Di edisi pekan ini Majalah Tempo mengilustrasi melalui sampul yang menggambarkan surutnya pamor Ketua Umum Partai NasDem Surya Paloh baik di dalam partai mapun di panggung politik nasional. Ia ditengarai tak punya akses ke kekuasaan karena NasDem berada di luar pemerintahan.

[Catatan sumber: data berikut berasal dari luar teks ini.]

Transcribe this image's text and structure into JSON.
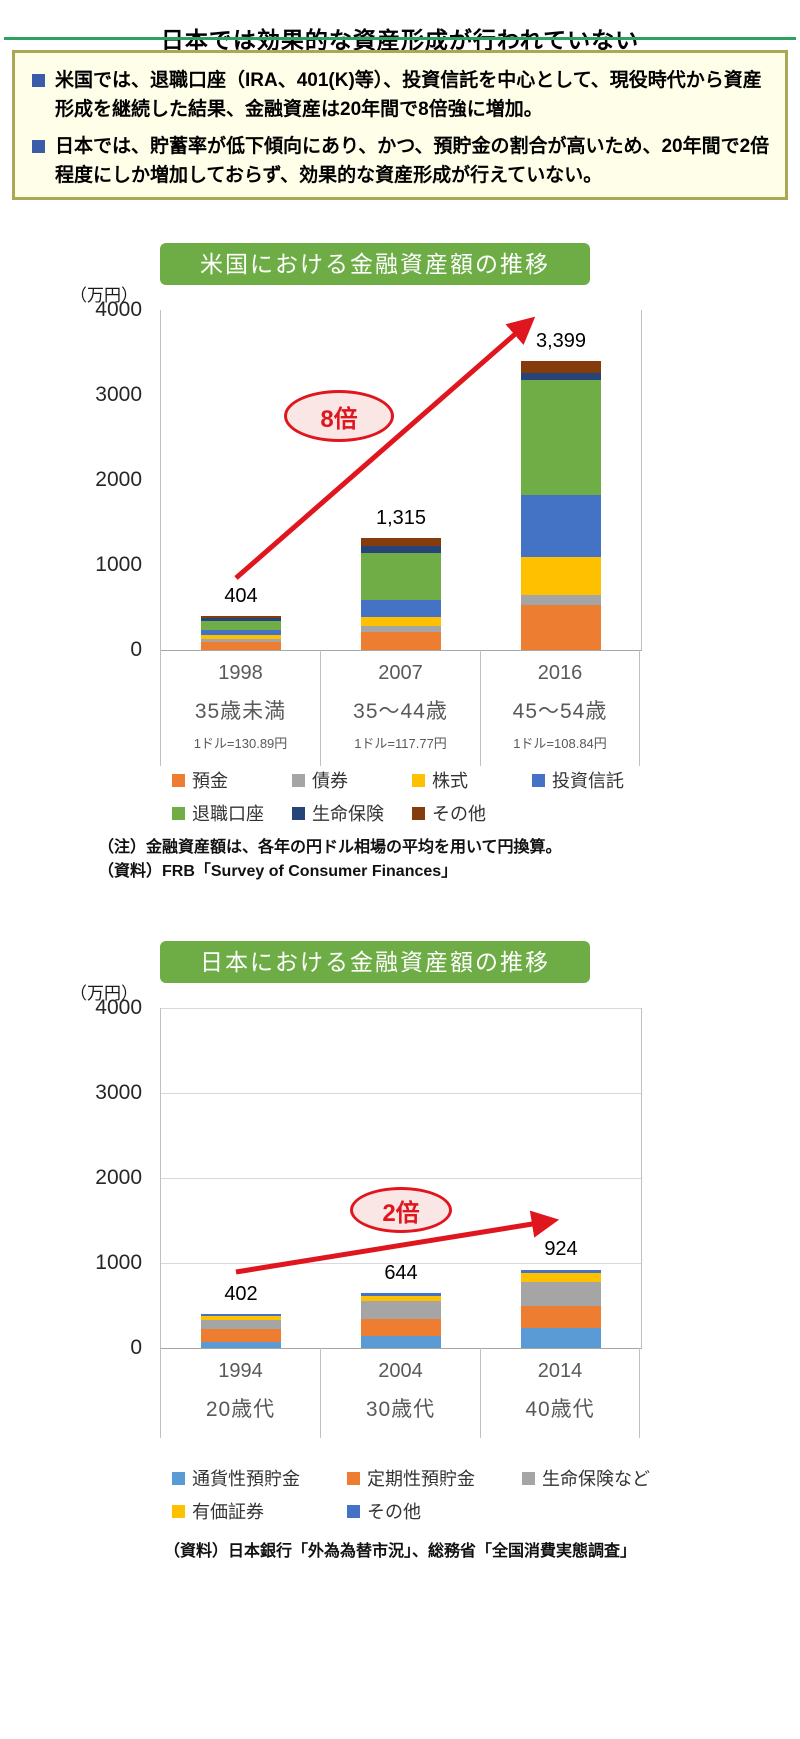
{
  "page": {
    "title": "日本では効果的な資産形成が行われていない"
  },
  "colors": {
    "title_underline": "#2EA05F",
    "box_border": "#A8A857",
    "box_background": "#FFFEE8",
    "bullet_blue": "#3B5CA8",
    "badge_green": "#6EAD46",
    "accent_red": "#E0161F",
    "annotation_fill": "#FAE6E4"
  },
  "summary_box": {
    "bullets": [
      "米国では、退職口座（IRA、401(K)等）、投資信託を中心として、現役時代から資産形成を継続した結果、金融資産は20年間で8倍強に増加。",
      "日本では、貯蓄率が低下傾向にあり、かつ、預貯金の割合が高いため、20年間で2倍程度にしか増加しておらず、効果的な資産形成が行えていない。"
    ]
  },
  "chart_data": [
    {
      "type": "bar",
      "stacked": true,
      "title": "米国における金融資産額の推移",
      "unit_label": "（万円）",
      "ylim": [
        0,
        4000
      ],
      "yticks": [
        0,
        1000,
        2000,
        3000,
        4000
      ],
      "grid": false,
      "categories": [
        "1998",
        "2007",
        "2016"
      ],
      "age_labels": [
        "35歳未満",
        "35～44歳",
        "45～54歳"
      ],
      "rate_labels": [
        "1ドル=130.89円",
        "1ドル=117.77円",
        "1ドル=108.84円"
      ],
      "totals": [
        404,
        1315,
        3399
      ],
      "total_labels": [
        "404",
        "1,315",
        "3,399"
      ],
      "annotation": "8倍",
      "series": [
        {
          "name": "預金",
          "color": "#ED7D31",
          "values": [
            95,
            212,
            529
          ]
        },
        {
          "name": "債券",
          "color": "#A5A5A5",
          "values": [
            36,
            71,
            118
          ]
        },
        {
          "name": "株式",
          "color": "#FFC000",
          "values": [
            48,
            106,
            447
          ]
        },
        {
          "name": "投資信託",
          "color": "#4472C4",
          "values": [
            59,
            200,
            729
          ]
        },
        {
          "name": "退職口座",
          "color": "#70AD47",
          "values": [
            107,
            553,
            1352
          ]
        },
        {
          "name": "生命保険",
          "color": "#264478",
          "values": [
            36,
            82,
            82
          ]
        },
        {
          "name": "その他",
          "color": "#843C0C",
          "values": [
            23,
            91,
            142
          ]
        }
      ],
      "legend_rows": [
        [
          0,
          1,
          2,
          3
        ],
        [
          4,
          5,
          6
        ]
      ],
      "notes": [
        "（注）金融資産額は、各年の円ドル相場の平均を用いて円換算。",
        "（資料）FRB「Survey of Consumer Finances」"
      ]
    },
    {
      "type": "bar",
      "stacked": true,
      "title": "日本における金融資産額の推移",
      "unit_label": "（万円）",
      "ylim": [
        0,
        4000
      ],
      "yticks": [
        0,
        1000,
        2000,
        3000,
        4000
      ],
      "grid": true,
      "categories": [
        "1994",
        "2004",
        "2014"
      ],
      "age_labels": [
        "20歳代",
        "30歳代",
        "40歳代"
      ],
      "rate_labels": null,
      "totals": [
        402,
        644,
        924
      ],
      "total_labels": [
        "402",
        "644",
        "924"
      ],
      "annotation": "2倍",
      "series": [
        {
          "name": "通貨性預貯金",
          "color": "#5B9BD5",
          "values": [
            71,
            140,
            234
          ]
        },
        {
          "name": "定期性預貯金",
          "color": "#ED7D31",
          "values": [
            153,
            200,
            257
          ]
        },
        {
          "name": "生命保険など",
          "color": "#A5A5A5",
          "values": [
            106,
            211,
            281
          ]
        },
        {
          "name": "有価証券",
          "color": "#FFC000",
          "values": [
            47,
            58,
            105
          ]
        },
        {
          "name": "その他",
          "color": "#4472C4",
          "values": [
            25,
            35,
            47
          ]
        }
      ],
      "legend_rows": [
        [
          0,
          1,
          2
        ],
        [
          3,
          4
        ]
      ],
      "notes": [
        "（資料）日本銀行「外為為替市況」、総務省「全国消費実態調査」"
      ]
    }
  ]
}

Mencermati laporan utama Majalah Tempo edisi 13-19 April 2026, baik Judul dan halaman depan, serta isi tulisan dalam laporan utama demikian Padabang yang didampingi Sekretaris DPD Partai NasDem Kabupaten Alor Jhony Tulimau, SE, M.SI dan pengurus teras NasDem Alor seperti Marthen Luter Blegur, SH, Adam Perang dan pengurus teras lainnya berpendapat, Majalah Tempo telah mem-framing Partai NasDem sebagai Partai Komersial melalui judul cover ‘PT NasDem Indonesia Raya TBK’.
“Judul cover tersebut bertentangan dengan ideologi Partai NasDem yang menganut prinsip nasionalisme, demokratisasi dan religiusitas,” ungkap Padabang.
Menurut Padabang, Majalah Tempo telah membentuk opini bahwa Partai NasDem dipertukarkan dengan kepentingan pragmatis.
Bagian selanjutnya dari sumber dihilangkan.